If you only left the law post in July you haven’t really given yourself much time to recover, regroup and assess the job market, so how can you believe nothing else is an option. In two years you did not manage to pass the relevant exams so being let go is not unusual.

Have you considered why it was so easy to get on Teach First and a vacant placement? How would you fund these Postgrads? There are government online courses which lead to qualifications and jobs which might suit you better longer term such as digitalskills.campaign.gov.uk/data-and-analytics/

Shinyandnew1 · 20/08/2024 11:25

If you only left the law post in July you haven’t really given yourself much time to recover

If you only left the law job in July, have you not done the Summer Institute part of Teach First?

Notellinganyone · 20/08/2024 11:32

lostandconfusedmh · 17/08/2024 13:33

Is teaching even that high-stress? What is a high stress sector?
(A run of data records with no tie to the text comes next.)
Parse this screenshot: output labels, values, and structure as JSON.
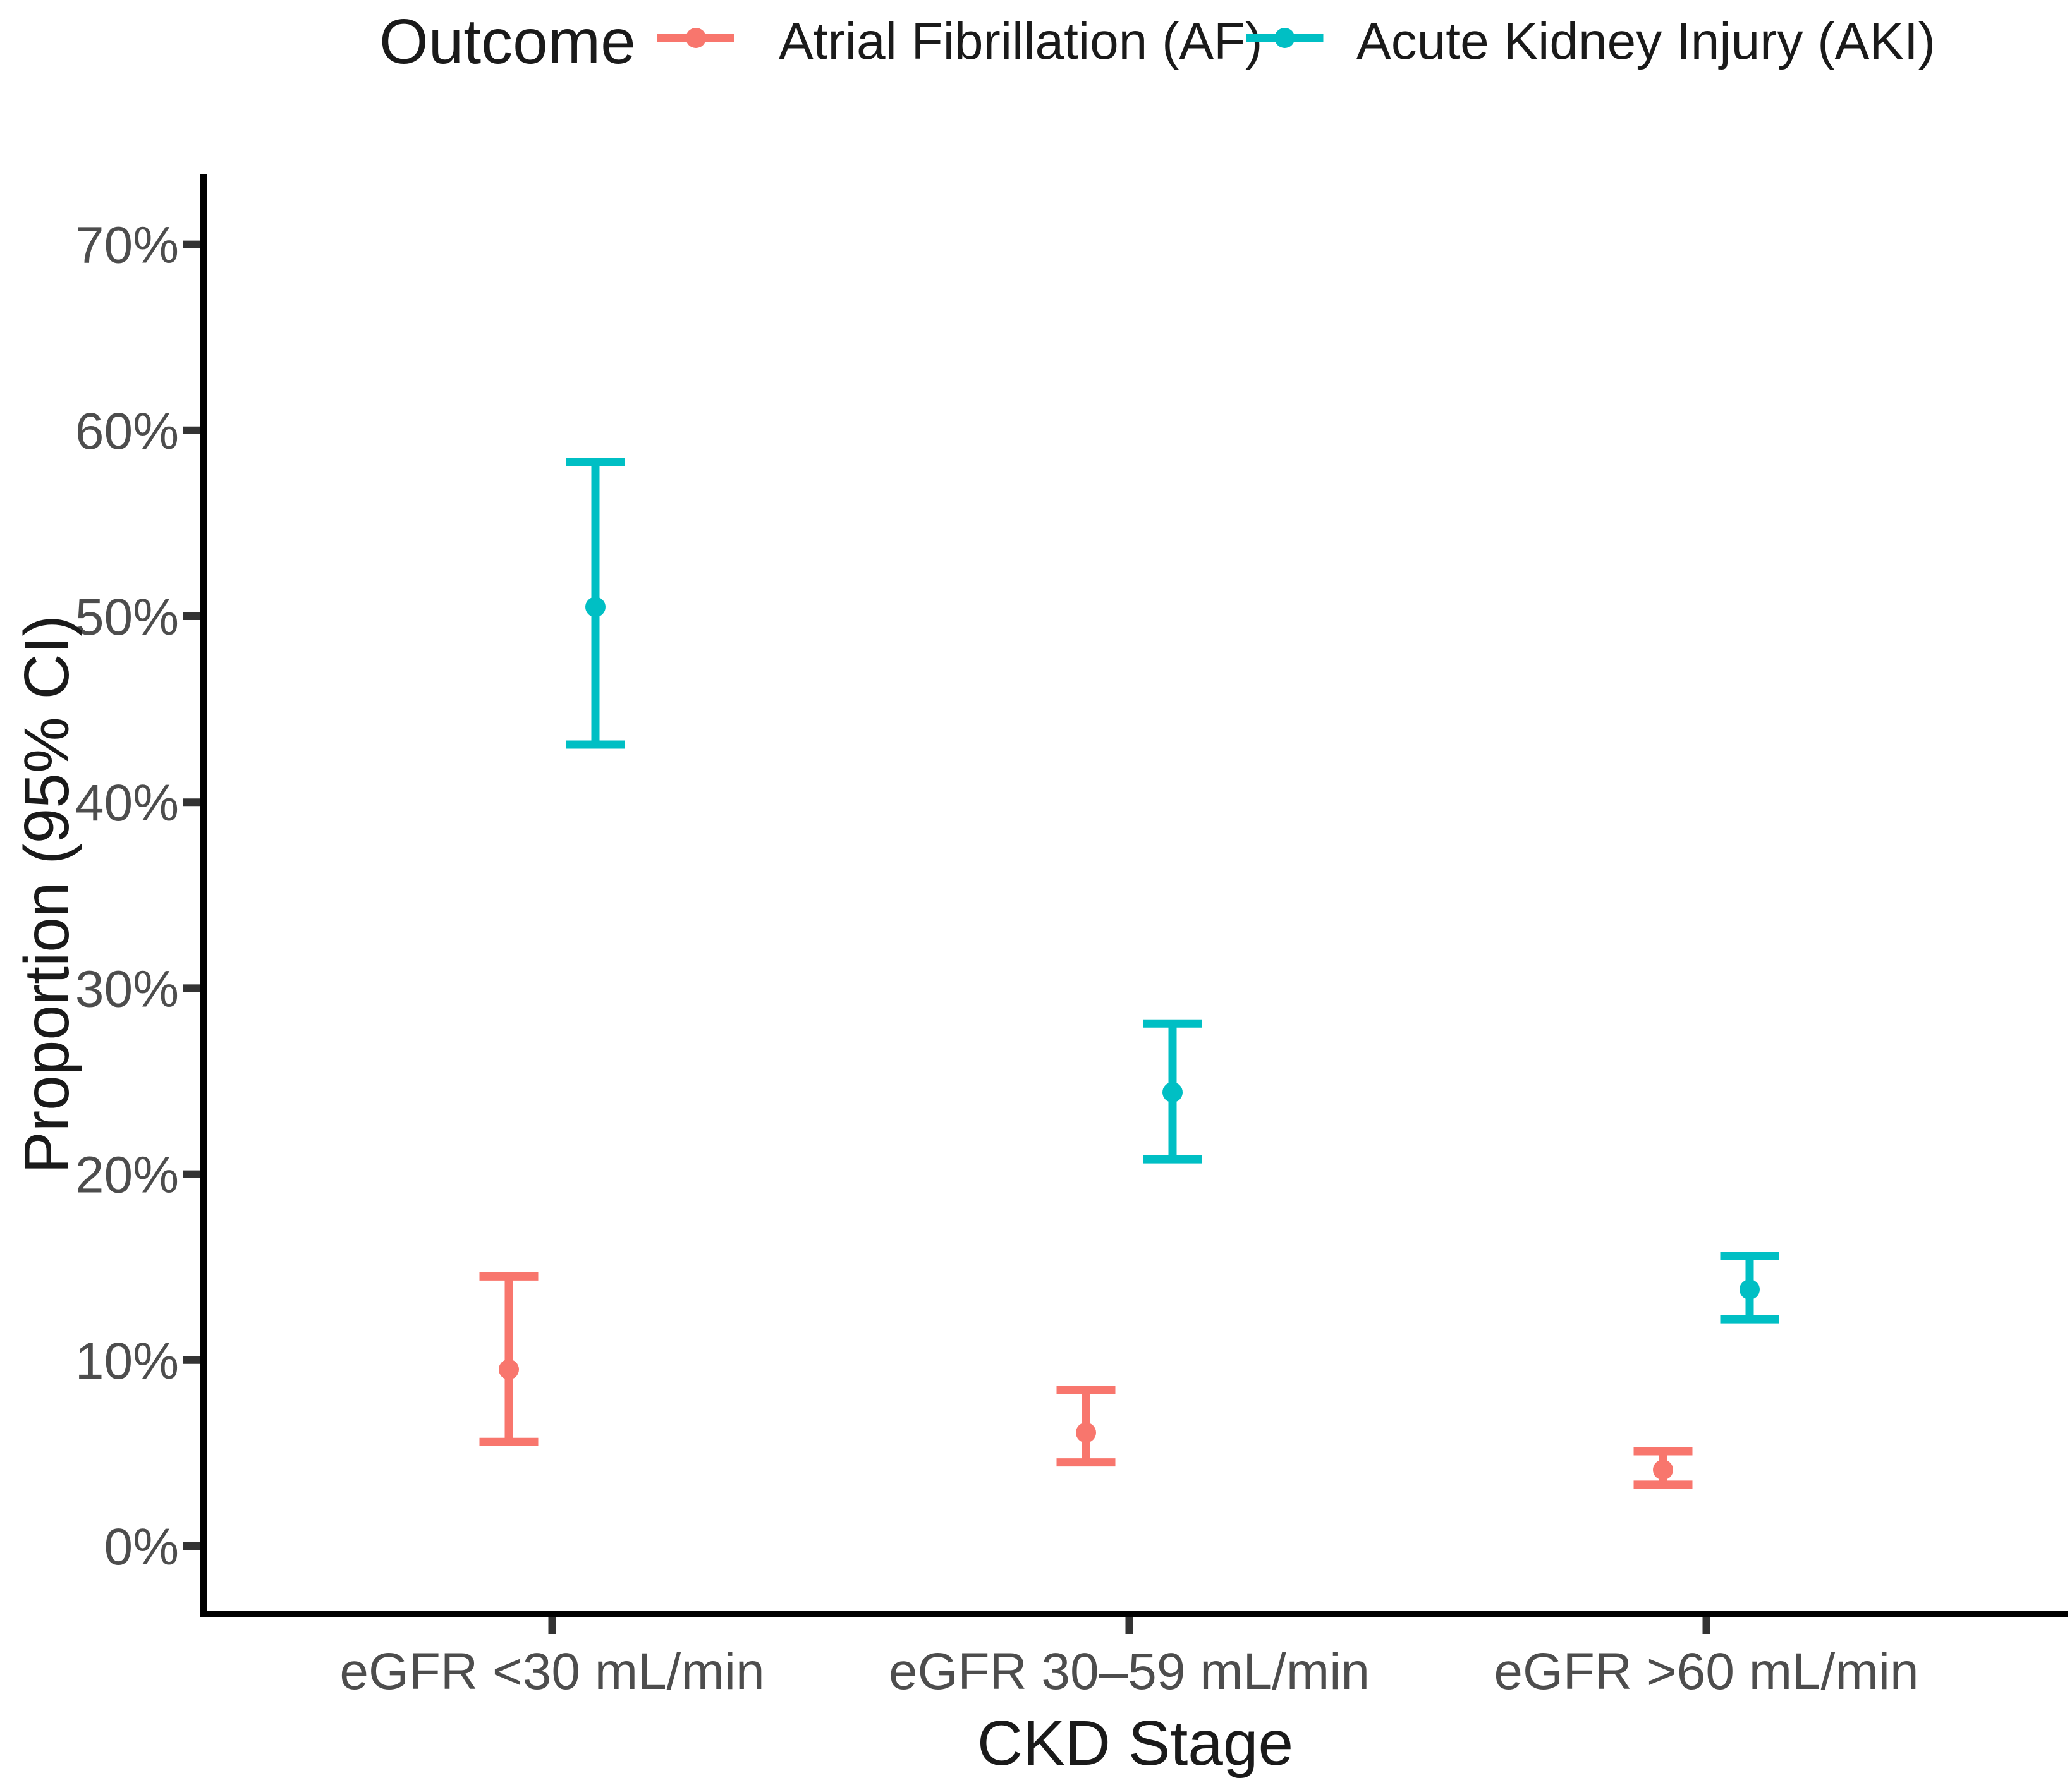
{
  "figure": {
    "background": "#ffffff"
  },
  "legend": {
    "title": "Outcome",
    "position": "top",
    "items": [
      {
        "label": "Atrial Fibrillation (AF)",
        "color": "#F8766D",
        "marker": "pointrange-key"
      },
      {
        "label": "Acute Kidney Injury (AKI)",
        "color": "#00BFC4",
        "marker": "pointrange-key"
      }
    ]
  },
  "axes": {
    "x": {
      "title": "CKD Stage",
      "tick_labels": [
        "eGFR <30 mL/min",
        "eGFR 30–59 mL/min",
        "eGFR >60 mL/min"
      ]
    },
    "y": {
      "title": "Proportion (95% CI)",
      "tick_labels": [
        "0%",
        "10%",
        "20%",
        "30%",
        "40%",
        "50%",
        "60%",
        "70%"
      ],
      "min": 0,
      "max": 70
    }
  },
  "chart_data": {
    "type": "scatter",
    "subtype": "pointrange-with-95ci-errorbars",
    "title": "",
    "xlabel": "CKD Stage",
    "ylabel": "Proportion (95% CI)",
    "categories": [
      "eGFR <30 mL/min",
      "eGFR 30–59 mL/min",
      "eGFR >60 mL/min"
    ],
    "y_unit": "%",
    "ylim": [
      0,
      70
    ],
    "y_ticks": [
      0,
      10,
      20,
      30,
      40,
      50,
      60,
      70
    ],
    "grid": false,
    "legend_position": "top",
    "series": [
      {
        "name": "Atrial Fibrillation (AF)",
        "color": "#F8766D",
        "values": [
          9.5,
          6.1,
          4.1
        ],
        "ci_low": [
          5.6,
          4.5,
          3.3
        ],
        "ci_high": [
          14.5,
          8.4,
          5.1
        ]
      },
      {
        "name": "Acute Kidney Injury (AKI)",
        "color": "#00BFC4",
        "values": [
          50.5,
          24.4,
          13.8
        ],
        "ci_low": [
          43.1,
          20.8,
          12.2
        ],
        "ci_high": [
          58.3,
          28.1,
          15.6
        ]
      }
    ]
  },
  "colors": {
    "axis_line": "#000000",
    "tick_mark": "#333333",
    "tick_label": "#4d4d4d",
    "title_text": "#1a1a1a"
  }
}
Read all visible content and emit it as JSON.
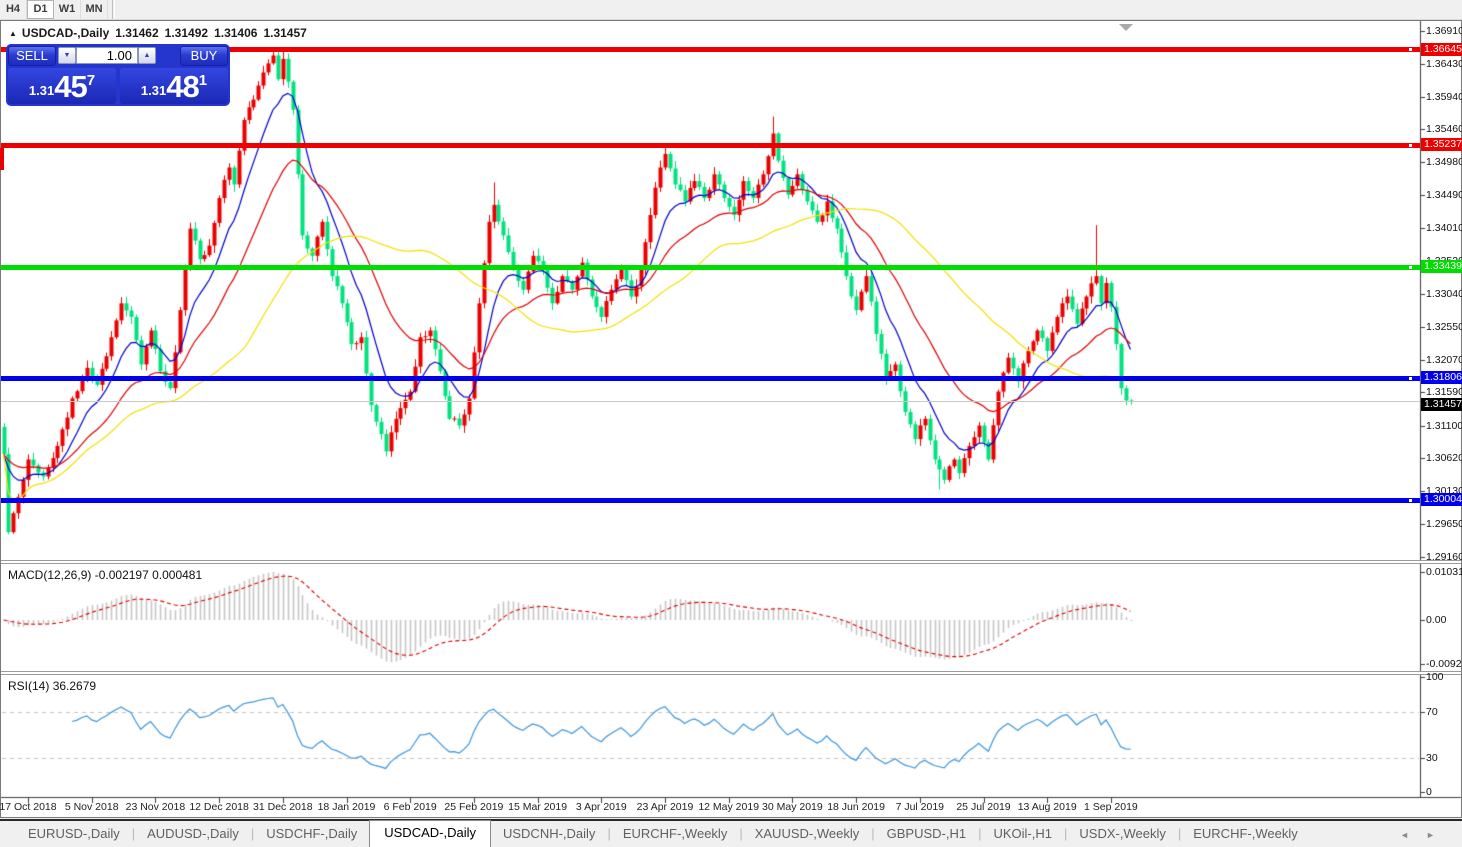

The innocence of youth! My reading of your post is that you don’t have a very high opinion of teaching as a career and see it as an easy option. There is also an assumption that if you have a degree you can teach. None of the above are correct. It requires a huge skill set - resilience, humour, flexibility, passion etc. The current situation in many state schools is enormously challenging and teachers are leaving in droves. I don’t necessarily agree that it has to be a vocation - I trained at the age of 27 as I’d failed as an actor and needed a career. I’ve now been teaching 30 years and still love it but the landscape is very different now and I moved into the independent sector fairly early on in my career.

BCBird · 20/08/2024 11:35

Teacher here of nearly 30 years. I would not recommend teaching if u have recently suffered from burn out.

viques · 20/08/2024 12:45

The more I read from this poster, this and their other thread, the more I am reminded of the six weeks I spent mentoring a student teacher many years ago. Like the OP she had a shiny Russell Group degree and had had serial starts in other careers, including medicine, law and civil service fast track, I honestly don’t know how she managed to get places, but suspect her parents had a lot of influential friends who yanked pretty hard on strings. She didn’t last in any of them for longer than a few weeks. They had managed to get her a late place at the Institute of Education and my class got the short straw. They were a lovely Y1 class and I tried to be supportive, hand fed her activities and ideas, made sure she worked with the sweetest groups, planned with her, gave her resources but to no avail. She really had no clue or interest about teaching or children, and after the third time she had left a group of children unattended in the classroom while she went to the staffroom to get a drink, had marked my pristine register in green felt tip ( grrr) and left the staple gun out within reach among other things, I called in her tutor and was Frank. Apparently, the tutor said, the girls parents were tearing their hair out, they were desperate to get her into a “profession”, and although by their reckoning primary school teaching barely registered as a profession they were running out of options and needs must. We both had very raised eyebrows! I had to keep her for the whole six weeks, but it aged me, not least having to listen to her moaning about how badly treated she had been elsewhere. The poor girl clearly had issues, I do sometimes wonder where she ended up.

swallowedAfly · 20/09/2024 15:29

I kind of want this to be real and for her to give an update of how her first few weeks have gone and whether she’s quit or been signed off yet 😝

Shinyandnew1 · 20/09/2024 15:46

The downside is that the teaching job is at a rough school with poorly behaved pupils

Well, @lostandconfusedmh you must be settling in now…how have the first few weeks of teaching at this school gone? What do you think of Teach First as a scheme?